Please note that this is not an exhaustive list. If you are not sure whether a change requires an amendment, please reach out to the IRB Office.

Please note: For projects with expiration dates, the approval of an Amendment Request will not change the expiration date of the protocol. The expiration of IRB Approval will remain the same as determined at the previous Initial IRB Approval or Continuing Review. 

To submit an amendment, you will need to complete: a) the Amendment Application and b) prepare any materials that have been revised since the initial submission or any new materials that have yet to be approved by the IRB. Submit these materials to the IRB in a new package.

• If amending the Consent Form, please update the package number in the footer of the Consent Form to reflect the package number under which this Amendment will be submitted. 
• If new investigators/researchers will be added to the protocol and will be engaged in human subject research (HSR) activities (interaction with participants and/or identifiable data from participants), IRB Approval is required prior to these members engaging in any HSR activities. All HSR-engaged investigators/researchers must complete appropriate human subjects research training - CITI Basic Human Subjects Training. 
  • For UMD investigators/researchers, their CITI training should be linked to their User Profile and to the package in IRBNet (see the IRB Training page).
  • For external investigators (e.g. people who are not faculty, student, or staff at UMD), the PI may upload a copy of their CITI training (or equivalent) as a Supporting Document. 

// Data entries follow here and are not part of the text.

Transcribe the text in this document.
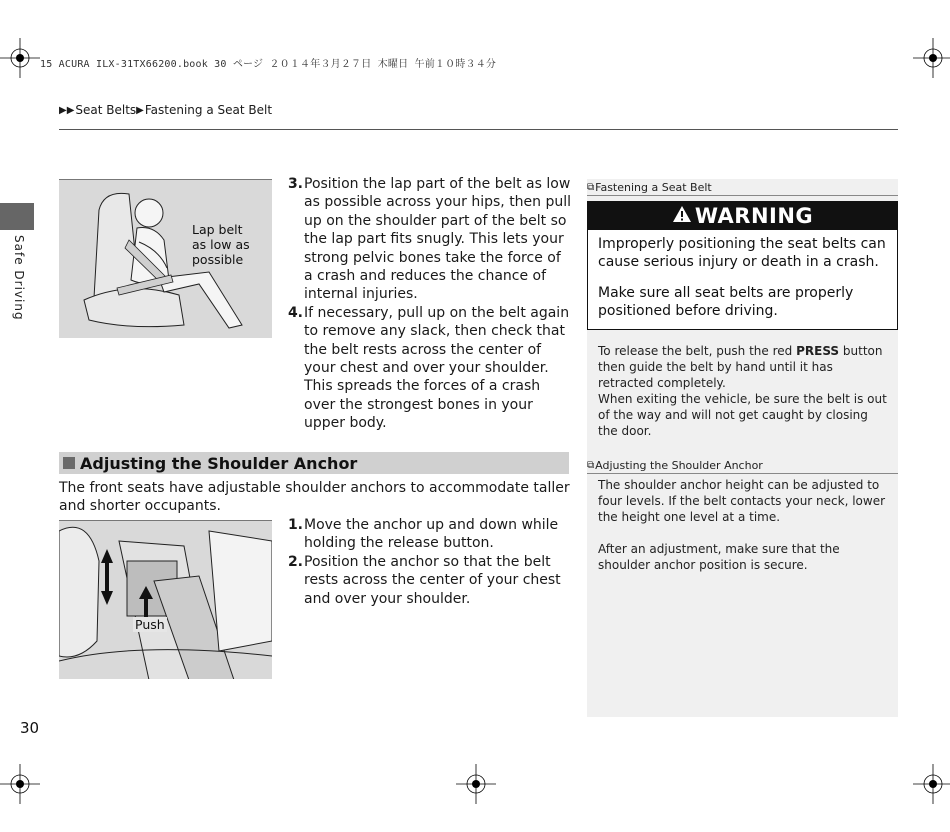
15 ACURA ILX-31TX66200.book 30 ページ ２０１４年３月２７日 木曜日 午前１０時３４分
▶▶ Seat Belts ▶ Fastening a Seat Belt
Safe Driving
Lap belt
as low as
possible
3. Position the lap part of the belt as low as possible across your hips, then pull up on the shoulder part of the belt so the lap part fits snugly. This lets your strong pelvic bones take the force of a crash and reduces the chance of internal injuries.
4. If necessary, pull up on the belt again to remove any slack, then check that the belt rests across the center of your chest and over your shoulder. This spreads the forces of a crash over the strongest bones in your upper body.
Adjusting the Shoulder Anchor
The front seats have adjustable shoulder anchors to accommodate taller and shorter occupants.
Push
1. Move the anchor up and down while holding the release button.
2. Position the anchor so that the belt rests across the center of your chest and over your shoulder.
⧉ Fastening a Seat Belt
WARNING

Improperly positioning the seat belts can cause serious injury or death in a crash.

Make sure all seat belts are properly positioned before driving.

To release the belt, push the red PRESS button then guide the belt by hand until it has retracted completely.

When exiting the vehicle, be sure the belt is out of the way and will not get caught by closing the door.

⧉ Adjusting the Shoulder Anchor

The shoulder anchor height can be adjusted to four levels. If the belt contacts your neck, lower the height one level at a time.

After an adjustment, make sure that the shoulder anchor position is secure.

30
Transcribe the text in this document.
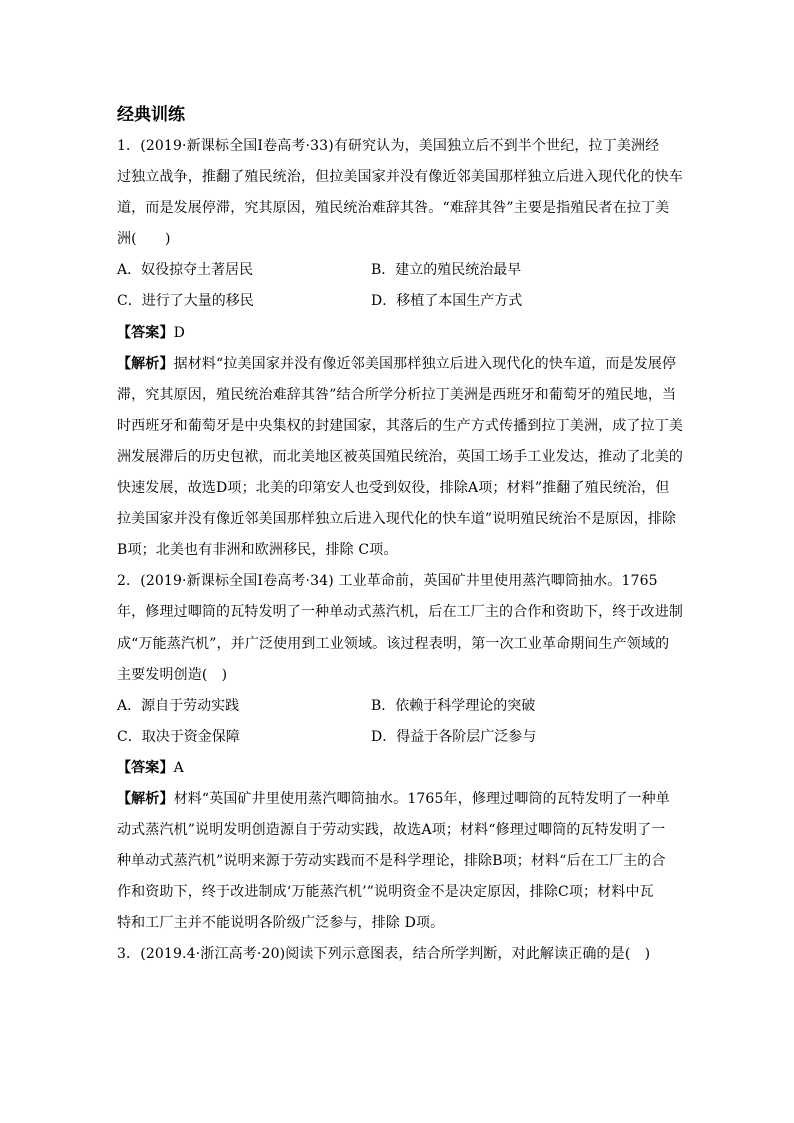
经典训练
1．(2019·新课标全国Ⅰ卷高考·33)有研究认为，美国独立后不到半个世纪，拉丁美洲经
过独立战争，推翻了殖民统治，但拉美国家并没有像近邻美国那样独立后进入现代化的快车
道，而是发展停滞，究其原因，殖民统治难辞其咎。“难辞其咎”主要是指殖民者在拉丁美
洲(　　)
A．奴役掠夺土著居民	B．建立的殖民统治最早
C．进行了大量的移民	D．移植了本国生产方式
【答案】D
【解析】据材料“拉美国家并没有像近邻美国那样独立后进入现代化的快车道，而是发展停
滞，究其原因，殖民统治难辞其咎”结合所学分析拉丁美洲是西班牙和葡萄牙的殖民地，当
时西班牙和葡萄牙是中央集权的封建国家，其落后的生产方式传播到拉丁美洲，成了拉丁美
洲发展滞后的历史包袱，而北美地区被英国殖民统治，英国工场手工业发达，推动了北美的
快速发展，故选D项；北美的印第安人也受到奴役，排除A项；材料”推翻了殖民统治，但
拉美国家并没有像近邻美国那样独立后进入现代化的快车道”说明殖民统治不是原因，排除
B项；北美也有非洲和欧洲移民，排除 C项。
2．(2019·新课标全国Ⅰ卷高考·34) 工业革命前，英国矿井里使用蒸汽唧筒抽水。1765
年，修理过唧筒的瓦特发明了一种单动式蒸汽机，后在工厂主的合作和资助下，终于改进制
成“万能蒸汽机”，并广泛使用到工业领域。该过程表明，第一次工业革命期间生产领域的
主要发明创造(　)
A．源自于劳动实践	B．依赖于科学理论的突破
C．取决于资金保障	D．得益于各阶层广泛参与
【答案】A
【解析】材料“英国矿井里使用蒸汽唧筒抽水。1765年，修理过唧筒的瓦特发明了一种单
动式蒸汽机”说明发明创造源自于劳动实践，故选A项；材料“修理过唧筒的瓦特发明了一
种单动式蒸汽机”说明来源于劳动实践而不是科学理论，排除B项；材料“后在工厂主的合
作和资助下，终于改进制成‘万能蒸汽机’”说明资金不是决定原因，排除C项；材料中瓦
特和工厂主并不能说明各阶级广泛参与，排除 D项。
3．(2019.4·浙江高考·20)阅读下列示意图表，结合所学判断，对此解读正确的是(　)
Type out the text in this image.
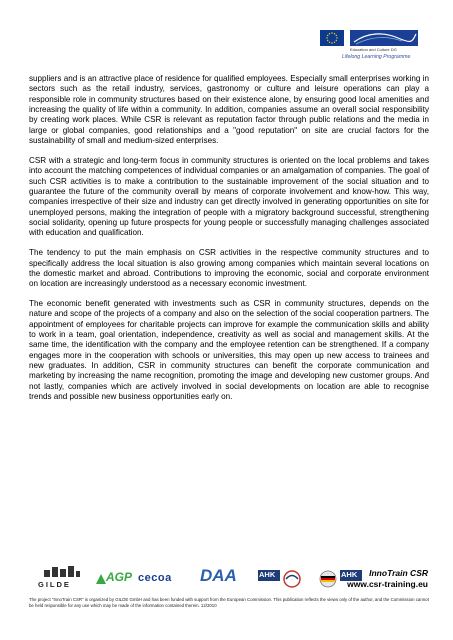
Education and Culture DG
Lifelong Learning Programme

suppliers and is an attractive place of residence for qualified employees. Especially small enterprises working in sectors such as the retail industry, services, gastronomy or culture and leisure operations can play a responsible role in community structures based on their existence alone, by ensuring good local amenities and increasing the quality of life within a community. In addition, companies assume an overall social responsibility by creating work places. While CSR is relevant as reputation factor through public relations and the media in large or global companies, good relationships and a "good reputation" on site are crucial factors for the sustainability of small and medium-sized enterprises.

CSR with a strategic and long-term focus in community structures is oriented on the local problems and takes into account the matching competences of individual companies or an amalgamation of companies. The goal of such CSR activities is to make a contribution to the sustainable improvement of the social situation and to guarantee the future of the community overall by means of corporate involvement and know-how. This way, companies irrespective of their size and industry can get directly involved in generating opportunities on site for unemployed persons, making the integration of people with a migratory background successful, strengthening social solidarity, opening up future prospects for young people or successfully managing challenges associated with education and qualification.

The tendency to put the main emphasis on CSR activities in the respective community structures and to specifically address the local situation is also growing among companies which maintain several locations on the domestic market and abroad. Contributions to improving the economic, social and corporate environment on location are increasingly understood as a necessary economic investment.

The economic benefit generated with investments such as CSR in community structures, depends on the nature and scope of the projects of a company and also on the selection of the social cooperation partners. The appointment of employees for charitable projects can improve for example the communication skills and ability to work in a team, goal orientation, independence, creativity as well as social and management skills. At the same time, the identification with the company and the employee retention can be strengthened. If a company engages more in the cooperation with schools or universities, this may open up new access to trainees and new graduates. In addition, CSR in community structures can benefit the corporate communication and marketing by increasing the name recognition, promoting the image and developing new customer groups. And not lastly, companies which are actively involved in social developments on location are able to recognise trends and possible new business opportunities early on.

GILDE
AGP cecoa DAA	AHK	AHK	InnoTrain CSR
www.csr-training.eu
The project "InnoTrain CSR" is organized by GILDE GmbH and has been funded with support from the European Commission. This publication reflects the views only of the author, and the Commission cannot be held responsible for any use which may be made of the information contained therein. 12/2010
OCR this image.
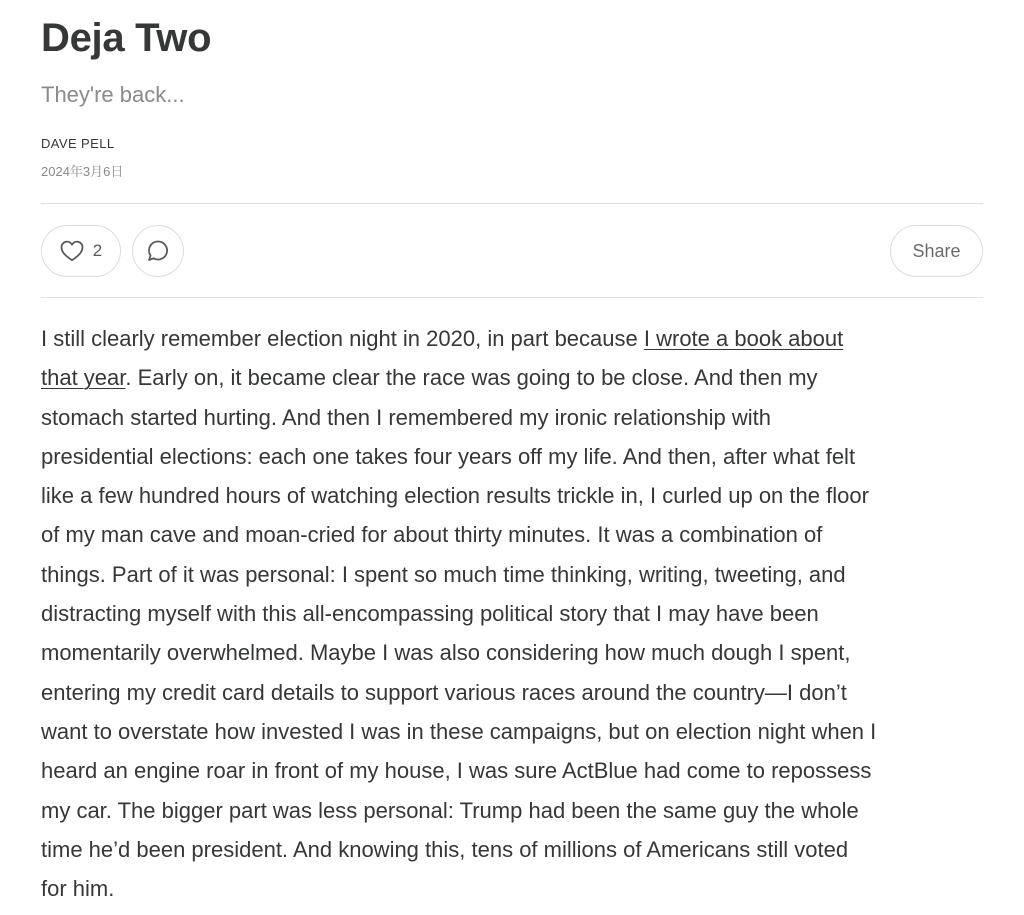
Deja Two
They're back...
DAVE PELL
2024年3月6日
2	Share
I still clearly remember election night in 2020, in part because I wrote a book about
that year. Early on, it became clear the race was going to be close. And then my
stomach started hurting. And then I remembered my ironic relationship with
presidential elections: each one takes four years off my life. And then, after what felt
like a few hundred hours of watching election results trickle in, I curled up on the floor
of my man cave and moan-cried for about thirty minutes. It was a combination of
things. Part of it was personal: I spent so much time thinking, writing, tweeting, and
distracting myself with this all-encompassing political story that I may have been
momentarily overwhelmed. Maybe I was also considering how much dough I spent,
entering my credit card details to support various races around the country—I don’t
want to overstate how invested I was in these campaigns, but on election night when I
heard an engine roar in front of my house, I was sure ActBlue had come to repossess
my car. The bigger part was less personal: Trump had been the same guy the whole
time he’d been president. And knowing this, tens of millions of Americans still voted
for him.
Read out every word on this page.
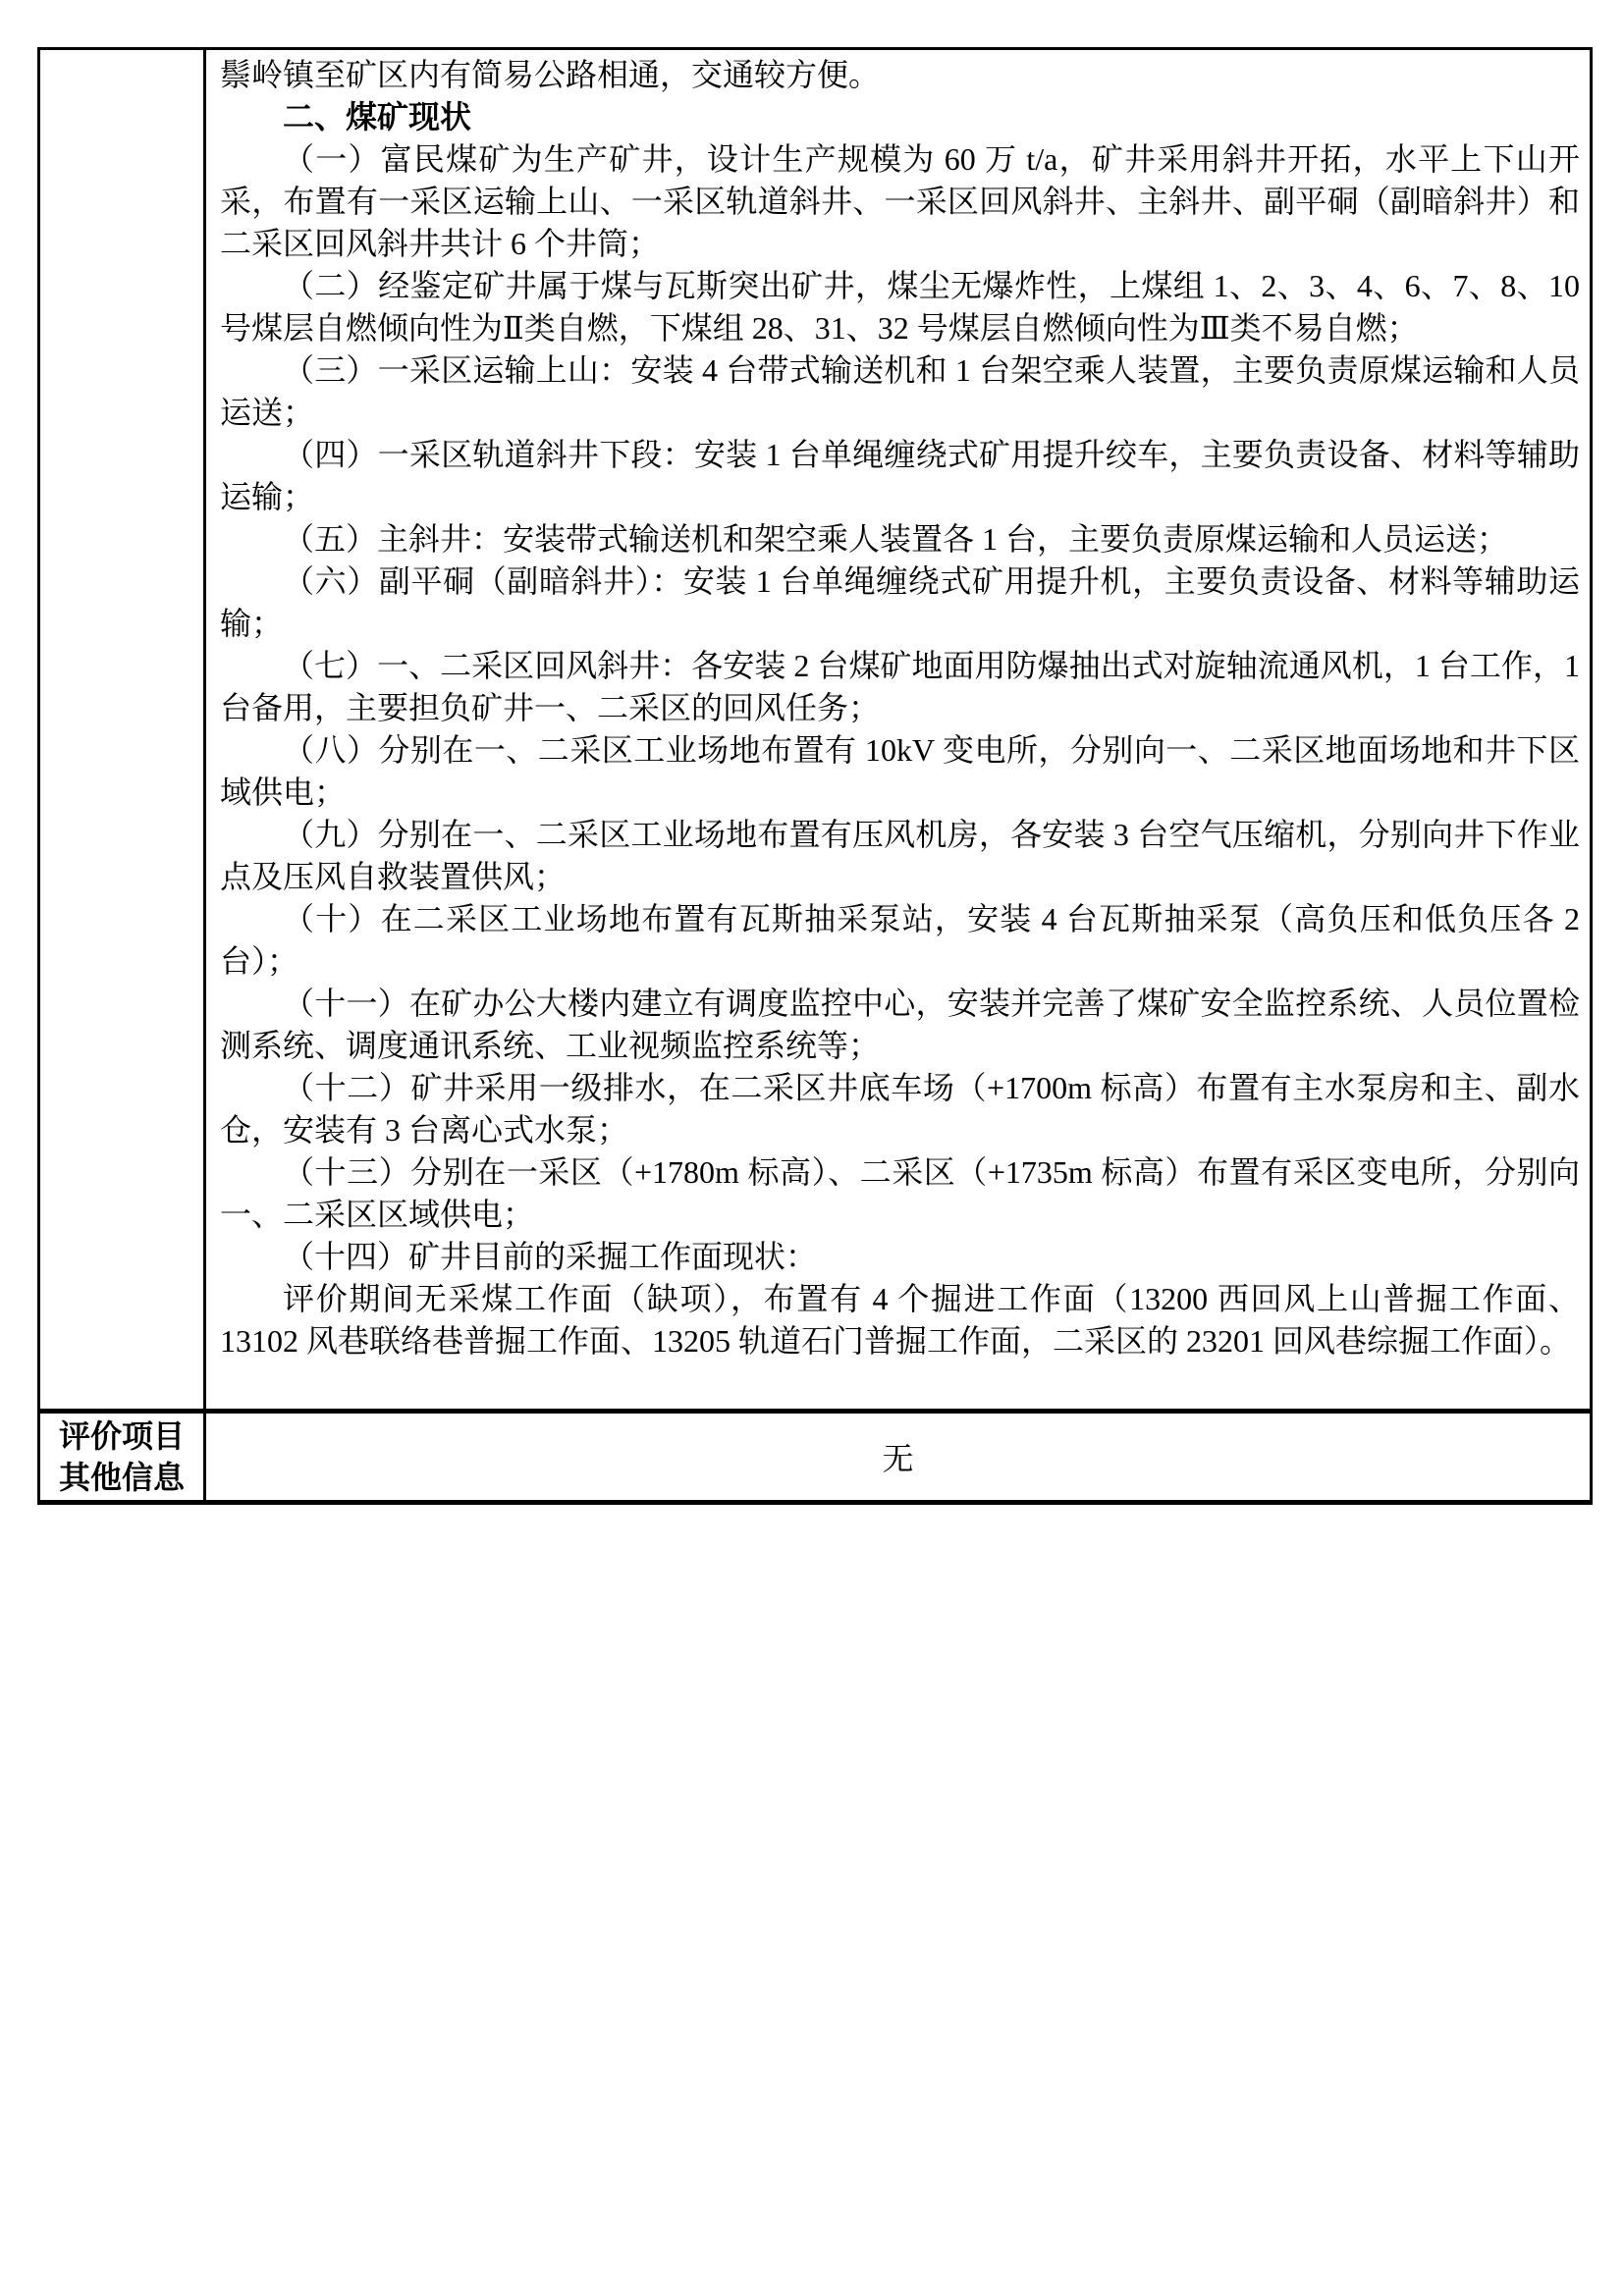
鬃岭镇至矿区内有简易公路相通，交通较方便。

二、煤矿现状

（一）富民煤矿为生产矿井，设计生产规模为 60 万 t/a，矿井采用斜井开拓，水平上下山开采，布置有一采区运输上山、一采区轨道斜井、一采区回风斜井、主斜井、副平硐（副暗斜井）和二采区回风斜井共计 6 个井筒；

（二）经鉴定矿井属于煤与瓦斯突出矿井，煤尘无爆炸性，上煤组 1、2、3、4、6、7、8、10 号煤层自燃倾向性为Ⅱ类自燃，下煤组 28、31、32 号煤层自燃倾向性为Ⅲ类不易自燃；

（三）一采区运输上山：安装 4 台带式输送机和 1 台架空乘人装置，主要负责原煤运输和人员运送；

（四）一采区轨道斜井下段：安装 1 台单绳缠绕式矿用提升绞车，主要负责设备、材料等辅助运输；

（五）主斜井：安装带式输送机和架空乘人装置各 1 台，主要负责原煤运输和人员运送；

（六）副平硐（副暗斜井）：安装 1 台单绳缠绕式矿用提升机，主要负责设备、材料等辅助运输；

（七）一、二采区回风斜井：各安装 2 台煤矿地面用防爆抽出式对旋轴流通风机，1 台工作，1 台备用，主要担负矿井一、二采区的回风任务；

（八）分别在一、二采区工业场地布置有 10kV 变电所，分别向一、二采区地面场地和井下区域供电；

（九）分别在一、二采区工业场地布置有压风机房，各安装 3 台空气压缩机，分别向井下作业点及压风自救装置供风；

（十）在二采区工业场地布置有瓦斯抽采泵站，安装 4 台瓦斯抽采泵（高负压和低负压各 2 台）；

（十一）在矿办公大楼内建立有调度监控中心，安装并完善了煤矿安全监控系统、人员位置检测系统、调度通讯系统、工业视频监控系统等；

（十二）矿井采用一级排水，在二采区井底车场（+1700m 标高）布置有主水泵房和主、副水仓，安装有 3 台离心式水泵；

（十三）分别在一采区（+1780m 标高）、二采区（+1735m 标高）布置有采区变电所，分别向一、二采区区域供电；

（十四）矿井目前的采掘工作面现状：

评价期间无采煤工作面（缺项），布置有 4 个掘进工作面（13200 西回风上山普掘工作面、13102 风巷联络巷普掘工作面、13205 轨道石门普掘工作面，二采区的 23201 回风巷综掘工作面）。

评价项目
其他信息
无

Exempt Review: IRB protocols that have received an Exempt Determination after 2022 do not require Continuing Review.

Expedited Review: Unless an IRB determines otherwise, continuing review of research is not required for research eligible for expedited review. However, if it is deemed necessary, the IRB Member Reviewer may require a Continuing Review for a protocol undergoing Expedited review (up to one year approval).

Many protocols do not require continuing review. To determine if your project requires a continuing review, there will be an expiration date on the approval letter. If there is no expiration date, your project does not require continuing review. Instructions for locating the approval letter are available here.

Full Board Review: Protocols deemed greater than minimal risk and some deemed minimal risk but reviewed by the Full Board will be approved for up to one year. If you plan to continue obtaining data from human subjects or collecting or analyzing identifiable private information for your research project, a Continuing Review application must be reviewed and approved by the IRB prior to the Expiration Date. Please check the Full Board Review meeting dates that are posted on the IRB website to ensure the Continuing Review is submitted by the application deadline.

• Approximately 30-45 days before the expiration date
  • IRBNet will alert you when your project is near expiration. 
• If the application is submitted shortly before the expiration date, this does not guarantee the application will receive IRB Approval before the protocol expires.
• If the protocol does expire after a Continuing Review Application has been submitted, all research activities involving human subjects must cease until approval is granted. 
• If a Continuing Review Application is not received by the IRB prior to the Expiration Date, the protocol will expire and a new Initial Protocol Application must be submitted and approved in order to continue human subject research activities.

• To submit a Continuing Review Application, you will need to complete the appropriate Continuing Review Application. 
• Additionally, if the study will remain open to enrollment, please update the package number to the footer of the Consent Form to reflect the package number under which this Continuing Review will be submitted.
• Create a new package and submit the Continuing Review Application and the updated Consent Form with the new package number in the footer to the IRB (if applicable).

The IRB does not recommend submitting amendment requests during the continuing review process as this will increase the turnaround time for these applications. However, if the requested modifications are minor (for example: editorial or research staff changes) please make the changes to the appropriate section of the protocol and clearly identify the changes in the Continuing Review Application. In certain cases the IRB will make an exception to this policy, please contact the IRB with questions.